The ecosystem of companies building green infrastructure—and installing it, maintaining it, upgrading it—is still nascent and comprised of players of various sizes and levels of expertise. Another hurdle is getting customers comfortable with different payment structures.
“If you go to a public company and you say, ‘Let’s put solar on your roof, it’ll save you X amount and cost Y up front,’ that company is likely to say, ‘What I care about is driving sales of my product, not operating a power plant and saving money that way,’” says Andrew Hughes, a Principal and head of investor relations at Generate Capital, a company that finances, builds, owns and operates sustainable infrastructure, making decarbonization solutions more accessible to companies, governments and communities. “They’re looking to pay for things the same way they always have—by making a monthly electricity payment, for example.”
Community-Level Infrastructure Projects Demand Flexible Financing
Generate’s approach offers an example of what it looks like to tailor individualized solutions to the bespoke customer needs presented by the transition to clean energy. The firm’s “infrastructure-as-a-service” approach focuses on projects that are too small or unique to qualify for conventional financing. Its customers—businesses, municipalities, and universities—are eager to transition to cleaner electricity but lack the upfront capital or technical expertise to make the switch.

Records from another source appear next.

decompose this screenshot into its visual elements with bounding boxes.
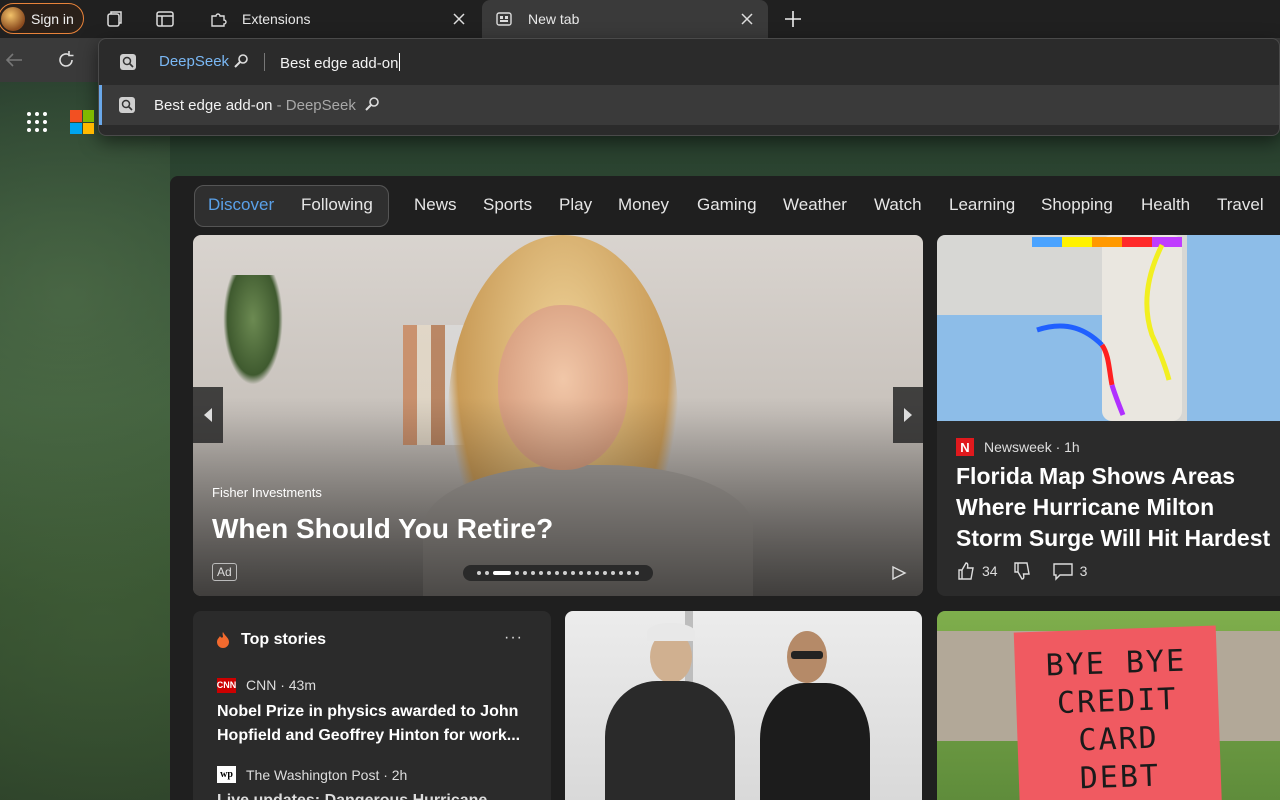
vertical-tabs-icon[interactable] [154, 8, 176, 30]
ad-badge: Ad [212, 563, 237, 581]
top-stories-header: Top stories [215, 631, 326, 649]
suggestion-item[interactable]: Best edge add-on - DeepSeek [99, 85, 1279, 125]
text-caret [399, 53, 401, 71]
top-stories-title: Top stories [241, 631, 327, 648]
sign-image: BYE BYE CREDIT CARD DEBT [1013, 625, 1223, 800]
query-text: Best edge add-on [280, 55, 399, 72]
more-options-button[interactable]: ··· [504, 629, 523, 647]
newtab-icon [494, 9, 514, 29]
news-feed: Discover Following News Sports Play Mone… [170, 176, 1280, 800]
tab-health[interactable]: Health [1141, 195, 1190, 215]
reactions-bar: 34 3 [956, 561, 1101, 581]
comment-icon [1052, 563, 1073, 581]
story-source-text: The Washington Post · 2h [246, 766, 408, 783]
story-headline[interactable]: Live updates: Dangerous Hurricane [217, 789, 537, 800]
suggestion-engine: DeepSeek [285, 97, 356, 114]
tab-weather[interactable]: Weather [783, 195, 847, 215]
tab-news[interactable]: News [414, 195, 457, 215]
cnn-logo-icon: CNN [217, 677, 236, 693]
sunglasses [791, 651, 823, 659]
tab-sports[interactable]: Sports [483, 195, 532, 215]
tab-shopping[interactable]: Shopping [1041, 195, 1113, 215]
sign-in-label: Sign in [31, 10, 74, 27]
tab-travel[interactable]: Travel [1217, 195, 1264, 215]
news-source: N Newsweek · 1h [956, 438, 1080, 456]
app-launcher-icon[interactable] [26, 111, 48, 133]
sign-text: BYE BYE [1045, 643, 1187, 684]
address-bar[interactable]: DeepSeek Best edge add-on [99, 39, 1279, 85]
dislike-button[interactable] [1012, 561, 1038, 581]
magnifier-icon [364, 96, 380, 116]
source-time: · 1h [1055, 439, 1080, 455]
top-stories-card: Top stories ··· CNN CNN · 43m Nobel Priz… [193, 611, 551, 800]
search-engine-icon [119, 53, 137, 71]
flame-icon [217, 632, 229, 648]
adchoices-icon[interactable] [891, 565, 907, 586]
source-name: Newsweek [984, 439, 1052, 455]
refresh-icon[interactable] [54, 48, 78, 72]
like-count: 34 [982, 563, 998, 579]
story-source: CNN CNN · 43m [217, 677, 316, 693]
washington-post-logo-icon: wp [217, 766, 236, 783]
newsweek-logo-icon: N [956, 438, 974, 456]
story-headline[interactable]: Nobel Prize in physics awarded to John H… [217, 700, 537, 748]
tab-label: Extensions [242, 11, 311, 27]
carousel-indicator[interactable] [463, 565, 653, 581]
person-hair [647, 623, 695, 641]
search-engine-icon [118, 96, 136, 114]
tab-learning[interactable]: Learning [949, 195, 1015, 215]
tab-play[interactable]: Play [559, 195, 592, 215]
news-card[interactable]: N Newsweek · 1h Florida Map Shows Areas … [937, 235, 1280, 596]
close-icon[interactable] [738, 10, 756, 28]
omnibox-dropdown: DeepSeek Best edge add-on Best edge add-… [98, 38, 1280, 136]
person-right [760, 683, 870, 800]
tab-gaming[interactable]: Gaming [697, 195, 757, 215]
photo-card[interactable] [565, 611, 922, 800]
sign-text: CREDIT [1056, 681, 1178, 722]
address-input[interactable]: Best edge add-on [280, 53, 401, 72]
news-headline[interactable]: Florida Map Shows Areas Where Hurricane … [956, 461, 1276, 554]
tab-strip: Sign in Extensions New tab [0, 0, 1280, 38]
workspaces-icon[interactable] [104, 8, 126, 30]
tab-watch[interactable]: Watch [874, 195, 922, 215]
tab-following[interactable]: Following [301, 195, 373, 215]
hero-title[interactable]: When Should You Retire? [212, 513, 553, 545]
story-source: wp The Washington Post · 2h [217, 766, 407, 783]
sign-text: DEBT [1079, 758, 1161, 797]
microsoft-logo[interactable] [70, 110, 94, 134]
debt-story-card[interactable]: BYE BYE CREDIT CARD DEBT [937, 611, 1280, 800]
carousel-next-button[interactable] [893, 387, 923, 443]
avatar [1, 6, 25, 31]
hurricane-map-image [937, 235, 1280, 421]
comment-button[interactable]: 3 [1052, 561, 1088, 581]
person-left [605, 681, 735, 800]
tab-discover[interactable]: Discover [208, 195, 274, 215]
back-arrow-icon[interactable] [2, 48, 26, 72]
suggestion-query: Best edge add-on [154, 97, 273, 114]
puzzle-icon [208, 9, 228, 29]
hero-carousel[interactable]: Fisher Investments When Should You Retir… [193, 235, 923, 596]
tab-extensions[interactable]: Extensions [196, 0, 480, 38]
comment-count: 3 [1079, 563, 1088, 579]
sign-text: CARD [1077, 720, 1160, 759]
new-tab-button[interactable] [780, 6, 806, 32]
carousel-prev-button[interactable] [193, 387, 223, 443]
search-engine-label[interactable]: DeepSeek [159, 53, 229, 70]
tab-money[interactable]: Money [618, 195, 669, 215]
like-button[interactable]: 34 [956, 561, 998, 581]
suggestion-text: Best edge add-on - DeepSeek [154, 96, 380, 116]
story-source-text: CNN · 43m [246, 677, 317, 693]
close-icon[interactable] [450, 10, 468, 28]
sign-in-button[interactable]: Sign in [0, 3, 84, 34]
divider [264, 53, 265, 71]
tab-new-tab[interactable]: New tab [482, 0, 768, 38]
suggestion-separator: - [276, 97, 282, 114]
thumbs-up-icon [958, 562, 974, 580]
hero-source: Fisher Investments [212, 485, 322, 500]
magnifier-icon [233, 53, 249, 74]
tab-label: New tab [528, 11, 580, 27]
thumbs-down-icon [1013, 562, 1030, 580]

“We’re focused on deploying technology solutions that underpin the energy transition today by allowing businesses and communities to meet their decarbonization goals without taking any operational or financial risks,” says Hughes. “We are serving customers directly and through our technology partners, offering them flexible solutions across energy, waste, water, food, transportation and smart city infrastructure.”
This model is making a big impact. In 2022 alone, Generate’s 2,000+ assets diverted 770,000 metric tons of waste to more productive uses and displaced roughly 725,000 metric tons of CO2—the equivalent of removing the emissions from 160,000 cars.

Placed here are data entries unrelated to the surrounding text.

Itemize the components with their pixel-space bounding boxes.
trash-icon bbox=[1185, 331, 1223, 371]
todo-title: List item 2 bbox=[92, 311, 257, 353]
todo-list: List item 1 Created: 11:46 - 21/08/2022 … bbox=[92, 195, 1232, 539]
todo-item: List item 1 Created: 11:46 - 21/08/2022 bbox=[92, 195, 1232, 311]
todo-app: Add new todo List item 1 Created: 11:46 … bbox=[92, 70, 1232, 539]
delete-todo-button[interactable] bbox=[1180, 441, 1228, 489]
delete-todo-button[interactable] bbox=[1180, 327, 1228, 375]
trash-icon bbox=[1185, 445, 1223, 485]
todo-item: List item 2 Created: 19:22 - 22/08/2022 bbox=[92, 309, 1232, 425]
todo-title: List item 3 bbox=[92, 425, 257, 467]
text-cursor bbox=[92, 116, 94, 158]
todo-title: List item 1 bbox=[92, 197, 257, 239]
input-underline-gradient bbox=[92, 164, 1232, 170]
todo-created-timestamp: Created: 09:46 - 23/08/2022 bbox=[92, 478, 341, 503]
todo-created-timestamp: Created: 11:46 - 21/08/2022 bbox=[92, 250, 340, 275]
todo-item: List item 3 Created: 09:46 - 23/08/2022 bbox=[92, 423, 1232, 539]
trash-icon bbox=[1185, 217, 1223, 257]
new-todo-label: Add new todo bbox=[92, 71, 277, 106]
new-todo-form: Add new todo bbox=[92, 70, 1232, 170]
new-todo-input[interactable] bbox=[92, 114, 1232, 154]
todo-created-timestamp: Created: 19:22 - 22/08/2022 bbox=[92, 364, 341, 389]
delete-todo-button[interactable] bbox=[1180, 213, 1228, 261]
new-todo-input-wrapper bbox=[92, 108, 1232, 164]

Investing in the Maturation of the Clean Energy Economy
Greenbacker has a different approach to scaling infrastructure. Focused on large projects, the company is a major owner and operator of commercial and utility-scale renewable energy power facilities in the U.S.
The firm is also focused on closing skill gaps in the job market and creating pathways for people seeking careers in the clean energy economy. Due to the U.S. passing historic legislation, the Inflation Reduction Act is likely to drive the creation of nine million new jobs in the U.S. alone —many of which will require new skills. Greenbacker co-developed middle and high school curriculum introducing clean energy concepts, works with universities to hire interns, and co-runs job training programs in Colorado for future installers of renewable energy projects. By building the pipeline of talent, and providing training for future workers, Greenbacker is investing in the people that will be vital to powering the energy systems of the future.
As investors, we share a responsibility to invest in the full spectrum of project sizes and scopes if the world is to achieve net zero. Building and scaling solutions will require a range of investment — from private equity and growth capital (to support early-stage innovation and bridge to commercialization), to private debt for more established technologies. There has never been greater need, nor greater opportunity, to put investment dollars to work serving the full spectrum of need.
Disclaimer: ImpactAssets is an investor in Greenbacker Capital and Generate Capital through the ImpactAssets Donor Advised Fund Investment Platform.